The alley was behind the store. Newnan residents would call the store to order groceries, which were delivered to homes. Chickens were kept in the alley. If someone ordered a chicken, Wadsworth’s job was to kill it and prepare it for delivery.

A few years ago, the city named the alley Wadsworth Alley, and now efforts are underway to spruce up the space. Main Street Newnan and Keep Newnan Beautiful are holding a cleanup at the alley on Wednesday at 10 a.m.

Courtney Harcourt, Newnan Main Street director, said she and Hasco Craver IV, the assistant city manager, met recently with Georgia Department of Community Affairs about  “the courtyard alleyway that has access off of Madison Street.”

The two Newnan officials talked with DCA staff about the prospects of cleaning up and repurposing the alley. “We’re kind of awed with how excited they were about cleaning it up,” Harcourt said.

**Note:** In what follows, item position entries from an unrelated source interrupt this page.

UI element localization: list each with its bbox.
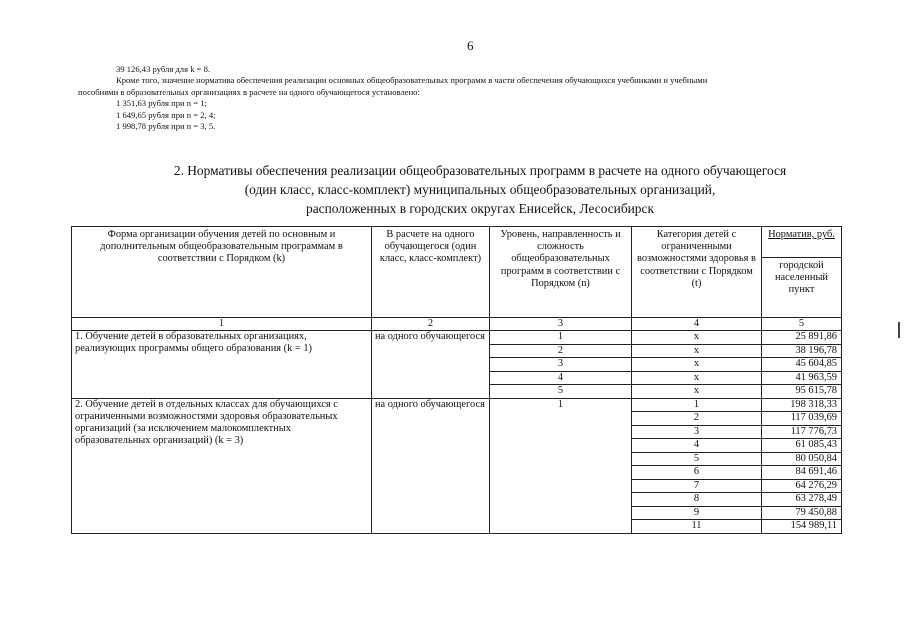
category-cell: 6 — [632, 466, 762, 480]
norm-value: 25 891,86 — [762, 331, 842, 345]
group2-per: на одного обучающегося — [372, 398, 490, 533]
intro-line: 39 126,43 рубля для k = 8. — [116, 64, 211, 74]
norm-value: 79 450,88 — [762, 506, 842, 520]
intro-text — [78, 64, 878, 132]
category-cell: 2 — [632, 412, 762, 426]
table-row — [72, 331, 842, 345]
norm-value: 80 050,84 — [762, 452, 842, 466]
norm-value: 63 278,49 — [762, 493, 842, 507]
category-cell: 3 — [632, 425, 762, 439]
rate-line: 1 351,63 рубля при n = 1; — [116, 98, 207, 109]
category-cell: х — [632, 358, 762, 372]
category-cell: 5 — [632, 452, 762, 466]
col-number: 5 — [762, 318, 842, 331]
header-form: Форма организации обучения детей по основным и дополнительным общеобразовательным программам в соответствии с Порядком (k) — [72, 227, 372, 318]
norms-table — [71, 226, 842, 534]
rate-line: 1 649,65 рубля при n = 2, 4; — [116, 109, 216, 120]
level-cell: 3 — [490, 358, 632, 372]
norm-value: 198 318,33 — [762, 398, 842, 412]
header-per: В расчете на одного обучающегося (один класс, класс-комплект) — [372, 227, 490, 318]
category-cell: х — [632, 344, 762, 358]
section-title-line: 2. Нормативы обеспечения реализации общеобразовательных программ в расчете на одного обучающегося — [173, 163, 787, 178]
rate-line: 1 998,78 рубля при n = 3, 5. — [116, 121, 216, 132]
category-cell: х — [632, 371, 762, 385]
category-cell: 8 — [632, 493, 762, 507]
group1-per: на одного обучающегося — [372, 331, 490, 399]
intro-line: Кроме того, значение норматива обеспечения реализации основных общеобразовательных программ в части обеспечения обучающихся учебниками и учебными — [116, 75, 708, 86]
norm-value: 84 691,46 — [762, 466, 842, 480]
norm-value: 154 989,11 — [762, 520, 842, 534]
level-cell: 4 — [490, 371, 632, 385]
category-cell: х — [632, 331, 762, 345]
level-cell: 2 — [490, 344, 632, 358]
norm-value: 95 615,78 — [762, 385, 842, 399]
page-number: 6 — [467, 38, 474, 53]
section-title-line: расположенных в городских округах Енисейск, Лесосибирск — [306, 201, 654, 216]
norm-value: 64 276,29 — [762, 479, 842, 493]
norm-value: 38 196,78 — [762, 344, 842, 358]
col-number: 1 — [72, 318, 372, 331]
group2-form: 2. Обучение детей в отдельных классах для обучающихся с ограниченными возможностями здоровья образовательных организаций (за исключением малокомплектных образовательных организаций) (k = 3) — [72, 398, 372, 533]
category-cell: 1 — [632, 398, 762, 412]
intro-line: пособиями в образовательных организациях в расчете на одного обучающегося установлено: — [78, 86, 420, 97]
norm-value: 45 604,85 — [762, 358, 842, 372]
category-cell: 9 — [632, 506, 762, 520]
col-number: 3 — [490, 318, 632, 331]
norm-value: 117 039,69 — [762, 412, 842, 426]
category-cell: 4 — [632, 439, 762, 453]
level-cell: 1 — [490, 331, 632, 345]
header-level: Уровень, направленность и сложность общеобразовательных программ в соответствии с Порядком (n) — [490, 227, 632, 318]
header-urban: городской населенный пункт — [762, 258, 842, 318]
scan-edge-mark — [898, 322, 900, 338]
group2-level: 1 — [490, 398, 632, 533]
level-cell: 5 — [490, 385, 632, 399]
section-title-line: (один класс, класс-комплект) муниципальных общеобразовательных организаций, — [244, 182, 716, 197]
col-number: 4 — [632, 318, 762, 331]
section-title — [120, 161, 840, 218]
category-cell: 11 — [632, 520, 762, 534]
norm-value: 117 776,73 — [762, 425, 842, 439]
norm-value: 61 085,43 — [762, 439, 842, 453]
col-number: 2 — [372, 318, 490, 331]
category-cell: 7 — [632, 479, 762, 493]
header-norm: Норматив, руб. — [762, 227, 842, 258]
norm-value: 41 963,59 — [762, 371, 842, 385]
header-category: Категория детей с ограниченными возможностями здоровья в соответствии с Порядком (t) — [632, 227, 762, 318]
group1-form: 1. Обучение детей в образовательных организациях, реализующих программы общего образования (k = 1) — [72, 331, 372, 399]
category-cell: х — [632, 385, 762, 399]
table-row — [72, 398, 842, 412]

“We have some public arts project in mind,” Harcourt said, noting Main Street is working to get local and national grants through the Newnan-Coweta Board of Realtors.

At the March 14 meeting of the Newnan Downtown Development Authority, there was discussion of having murals at Wadsworth Alley as well as tables and benches.

Harcourt talked about “public art projects that engage children and families” for the alley, including squirt gun paint murals where children use squirt guns to splash paint on a wall with an artist adding details afterward to pull it all together.

She also showed DDA members slides of creative ways of painting drains and meters to look like flamingos, cacti and crabs.

“Filing cabinets can be repurposed as planters,” she said, particularly for small herb gardens and similar plantings. Newnan-Coweta Habitat for Humanity is willing to donate old file cabinets for that part of the project, she said.

“That’s a good project. Don’t let this die,” DDA member Ray DuBose told Harcourt.

Harcourt said Austin, Texas has a major project that involves fixing up alleys for public use. “It is kind of an up-and-coming thing,” she said.